Work in JonBenet Ramsey case
Eikelenboom was also asked by police in Colorado to investigate the unsolved murder of JonBenet Ramsey. Again, he identified DNA profiles by examining the precise points where the assailant grabbed the little girl’s clothing. The resulting DNA profile eliminated JonBenet’s parents as suspects in the killing.
During cross-examination, Ashton belittled Eikelenboom and his Dutch-based laboratory. He compared the company to a “mom and pop operation," and suggested he was working in a “barn.”
Eikelenboom said he and his wife converted a farm into a high-tech crime laboratory.
Ashton insisted that any DNA that might have been on the duct tape with Caylee’s remains would have long since degraded and been unusable in the hot, wet Florida weather.

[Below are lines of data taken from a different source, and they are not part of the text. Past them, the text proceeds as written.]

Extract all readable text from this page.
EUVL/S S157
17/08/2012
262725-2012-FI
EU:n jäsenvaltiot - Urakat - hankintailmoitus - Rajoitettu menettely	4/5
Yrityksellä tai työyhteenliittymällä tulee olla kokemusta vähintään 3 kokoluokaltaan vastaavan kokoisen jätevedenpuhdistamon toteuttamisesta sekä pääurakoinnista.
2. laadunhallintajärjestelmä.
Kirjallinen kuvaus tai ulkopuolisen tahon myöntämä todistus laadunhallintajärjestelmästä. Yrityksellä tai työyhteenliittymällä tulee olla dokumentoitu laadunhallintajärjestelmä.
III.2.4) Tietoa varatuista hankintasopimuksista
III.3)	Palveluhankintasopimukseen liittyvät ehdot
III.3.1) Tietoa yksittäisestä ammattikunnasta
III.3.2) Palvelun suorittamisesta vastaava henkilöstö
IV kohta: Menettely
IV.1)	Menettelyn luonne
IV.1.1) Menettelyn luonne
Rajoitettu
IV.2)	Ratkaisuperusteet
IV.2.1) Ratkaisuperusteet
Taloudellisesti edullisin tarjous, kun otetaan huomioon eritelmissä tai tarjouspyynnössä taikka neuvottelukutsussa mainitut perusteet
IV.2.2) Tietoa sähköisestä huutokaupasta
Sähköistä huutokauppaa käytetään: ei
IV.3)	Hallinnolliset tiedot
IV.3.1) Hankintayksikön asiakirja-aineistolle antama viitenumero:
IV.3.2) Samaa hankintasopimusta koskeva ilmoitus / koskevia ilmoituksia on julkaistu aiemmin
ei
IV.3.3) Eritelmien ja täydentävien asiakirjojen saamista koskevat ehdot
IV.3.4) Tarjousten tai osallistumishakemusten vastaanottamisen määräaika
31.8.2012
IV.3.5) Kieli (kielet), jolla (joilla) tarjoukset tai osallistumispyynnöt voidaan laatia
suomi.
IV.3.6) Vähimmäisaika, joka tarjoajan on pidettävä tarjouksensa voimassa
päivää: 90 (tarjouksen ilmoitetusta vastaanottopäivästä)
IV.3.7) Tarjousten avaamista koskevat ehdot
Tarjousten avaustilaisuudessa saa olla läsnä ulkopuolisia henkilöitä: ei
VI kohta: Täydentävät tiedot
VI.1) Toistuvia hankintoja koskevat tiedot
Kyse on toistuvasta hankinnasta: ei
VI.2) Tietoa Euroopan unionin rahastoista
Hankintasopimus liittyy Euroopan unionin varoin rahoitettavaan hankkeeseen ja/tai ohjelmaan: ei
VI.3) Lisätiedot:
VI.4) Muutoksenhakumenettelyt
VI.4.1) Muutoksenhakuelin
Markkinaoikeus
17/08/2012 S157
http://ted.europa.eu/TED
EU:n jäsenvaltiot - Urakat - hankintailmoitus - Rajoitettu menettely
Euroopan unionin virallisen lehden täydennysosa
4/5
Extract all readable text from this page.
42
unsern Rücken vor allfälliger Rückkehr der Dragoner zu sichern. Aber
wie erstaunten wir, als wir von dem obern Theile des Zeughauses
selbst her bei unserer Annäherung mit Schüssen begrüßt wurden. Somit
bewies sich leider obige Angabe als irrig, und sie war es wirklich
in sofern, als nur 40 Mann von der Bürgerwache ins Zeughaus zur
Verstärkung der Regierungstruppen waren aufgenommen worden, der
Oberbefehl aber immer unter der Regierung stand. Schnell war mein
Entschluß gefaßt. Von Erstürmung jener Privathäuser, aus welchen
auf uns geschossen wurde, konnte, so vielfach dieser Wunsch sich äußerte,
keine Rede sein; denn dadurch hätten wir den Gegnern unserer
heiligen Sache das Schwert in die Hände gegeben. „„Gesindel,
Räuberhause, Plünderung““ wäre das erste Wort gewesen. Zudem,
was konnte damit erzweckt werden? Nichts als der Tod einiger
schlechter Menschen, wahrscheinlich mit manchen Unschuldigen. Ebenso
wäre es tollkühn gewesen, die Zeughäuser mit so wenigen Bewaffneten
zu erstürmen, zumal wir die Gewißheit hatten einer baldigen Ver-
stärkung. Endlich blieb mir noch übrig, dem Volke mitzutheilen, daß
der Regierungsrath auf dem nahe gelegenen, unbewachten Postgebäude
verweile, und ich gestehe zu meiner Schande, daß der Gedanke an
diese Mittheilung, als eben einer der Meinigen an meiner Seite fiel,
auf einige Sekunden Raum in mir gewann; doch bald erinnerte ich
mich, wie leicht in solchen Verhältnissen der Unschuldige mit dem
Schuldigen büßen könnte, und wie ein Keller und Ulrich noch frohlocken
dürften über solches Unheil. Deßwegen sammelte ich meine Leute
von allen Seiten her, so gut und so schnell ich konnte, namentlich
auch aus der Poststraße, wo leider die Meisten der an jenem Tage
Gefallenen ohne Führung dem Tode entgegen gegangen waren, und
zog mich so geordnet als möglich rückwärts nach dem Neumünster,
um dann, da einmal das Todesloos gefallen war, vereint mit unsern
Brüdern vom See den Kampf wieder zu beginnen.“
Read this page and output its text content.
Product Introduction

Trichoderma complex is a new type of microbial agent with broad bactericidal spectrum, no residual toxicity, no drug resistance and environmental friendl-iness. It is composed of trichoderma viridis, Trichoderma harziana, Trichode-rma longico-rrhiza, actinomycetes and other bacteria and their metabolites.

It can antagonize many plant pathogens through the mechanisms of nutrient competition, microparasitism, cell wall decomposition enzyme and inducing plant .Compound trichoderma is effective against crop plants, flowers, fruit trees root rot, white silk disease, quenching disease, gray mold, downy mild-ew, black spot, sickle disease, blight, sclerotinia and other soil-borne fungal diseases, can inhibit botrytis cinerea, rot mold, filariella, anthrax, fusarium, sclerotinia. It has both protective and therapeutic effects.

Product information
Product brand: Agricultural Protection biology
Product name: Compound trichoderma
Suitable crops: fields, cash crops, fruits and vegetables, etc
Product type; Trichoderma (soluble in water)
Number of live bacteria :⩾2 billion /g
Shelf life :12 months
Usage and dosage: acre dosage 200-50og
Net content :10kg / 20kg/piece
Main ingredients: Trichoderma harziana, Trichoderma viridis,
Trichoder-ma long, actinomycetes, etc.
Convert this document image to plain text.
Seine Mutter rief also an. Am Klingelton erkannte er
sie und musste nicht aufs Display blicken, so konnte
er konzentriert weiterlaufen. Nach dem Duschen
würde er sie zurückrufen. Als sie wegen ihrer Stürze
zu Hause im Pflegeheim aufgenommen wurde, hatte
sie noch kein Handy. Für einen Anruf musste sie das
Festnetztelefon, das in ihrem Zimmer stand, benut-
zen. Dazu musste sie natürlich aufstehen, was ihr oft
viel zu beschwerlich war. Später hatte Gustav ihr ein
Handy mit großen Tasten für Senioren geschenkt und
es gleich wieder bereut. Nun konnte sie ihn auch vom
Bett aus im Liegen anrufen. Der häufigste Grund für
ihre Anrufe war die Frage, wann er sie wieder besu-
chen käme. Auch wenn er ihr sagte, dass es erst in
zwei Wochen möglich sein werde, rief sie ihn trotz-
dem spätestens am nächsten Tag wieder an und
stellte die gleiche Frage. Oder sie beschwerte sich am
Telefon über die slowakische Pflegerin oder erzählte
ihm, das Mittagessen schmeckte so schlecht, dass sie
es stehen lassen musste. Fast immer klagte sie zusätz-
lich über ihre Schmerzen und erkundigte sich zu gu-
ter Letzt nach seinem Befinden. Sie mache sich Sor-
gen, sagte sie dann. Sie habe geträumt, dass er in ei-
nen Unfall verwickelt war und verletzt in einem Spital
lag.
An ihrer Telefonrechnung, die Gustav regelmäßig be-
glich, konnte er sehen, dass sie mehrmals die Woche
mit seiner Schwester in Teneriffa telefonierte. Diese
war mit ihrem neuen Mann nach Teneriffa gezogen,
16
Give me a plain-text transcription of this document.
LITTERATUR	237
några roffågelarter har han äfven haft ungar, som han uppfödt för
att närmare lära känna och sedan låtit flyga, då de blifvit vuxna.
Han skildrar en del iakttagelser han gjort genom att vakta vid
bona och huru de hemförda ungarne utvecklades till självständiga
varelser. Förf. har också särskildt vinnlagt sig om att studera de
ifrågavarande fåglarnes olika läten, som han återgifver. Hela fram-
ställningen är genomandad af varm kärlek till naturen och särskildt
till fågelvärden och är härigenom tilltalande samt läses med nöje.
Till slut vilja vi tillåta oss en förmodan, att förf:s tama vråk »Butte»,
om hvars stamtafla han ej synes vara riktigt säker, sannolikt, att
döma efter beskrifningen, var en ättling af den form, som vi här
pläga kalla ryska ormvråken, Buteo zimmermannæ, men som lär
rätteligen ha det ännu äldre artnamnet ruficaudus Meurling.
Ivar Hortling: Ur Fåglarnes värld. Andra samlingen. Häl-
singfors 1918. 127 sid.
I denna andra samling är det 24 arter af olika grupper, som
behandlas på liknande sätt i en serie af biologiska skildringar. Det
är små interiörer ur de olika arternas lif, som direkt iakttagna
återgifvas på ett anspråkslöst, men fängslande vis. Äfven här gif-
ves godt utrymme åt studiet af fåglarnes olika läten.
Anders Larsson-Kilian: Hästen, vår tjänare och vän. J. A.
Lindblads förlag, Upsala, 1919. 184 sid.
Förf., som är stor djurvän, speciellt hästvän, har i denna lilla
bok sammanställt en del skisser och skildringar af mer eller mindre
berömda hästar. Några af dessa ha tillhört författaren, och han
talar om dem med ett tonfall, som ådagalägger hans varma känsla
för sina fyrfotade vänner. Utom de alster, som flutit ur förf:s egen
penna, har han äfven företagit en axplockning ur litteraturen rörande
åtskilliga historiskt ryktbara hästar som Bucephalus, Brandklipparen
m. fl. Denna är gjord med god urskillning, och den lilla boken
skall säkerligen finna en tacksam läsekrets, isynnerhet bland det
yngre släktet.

“We only need a small amount of cells to get a DNA profile,” Eikelenboom said.
At the conclusion of his cross-examination Ashton asked Eikelenboom whether the defense team had asked him to retest the duct tape containing the as-yet unidentified DNA remnant.
"We mentioned that we could investigate this piece of tape,” Eikelenboom said.
Ashton shot back: “Are you aware if items at the defense’s request were sent for additional DNA testing?”
“No,” Eikelenboom answered.
The exchange was important because it potentially suggested to the jury that the defense did not want to retest the duct tape even though Baez was arguing that it should have been retested by the state.
“You were willing and able to test items from this case and you were willing and able to do it pro bono,” Baez asked during his redirect examination.
“Correct,” Eikelenboom said.
“The only reason you didn’t do it in this case is because the prosecution objected to you taking it,” Baez said.
The comment drew an immediate objection from Ashton before Eikelenboom could answer. The judge sustained the objection.
What the jury does not yet know is that a defense request to submit “items” to the Dutch laboratory was rejected by Perry. Instead, the defense team was directed to use a lab in Pennsylvania.
Baez apparently submitted for testing a pair of shorts and a laundry bag recovered with Caylee’s remains. But, according to Ashton, the defense never asked that the duct tape/murder weapon or carpet samples from the trunk of the car be retested for possible DNA.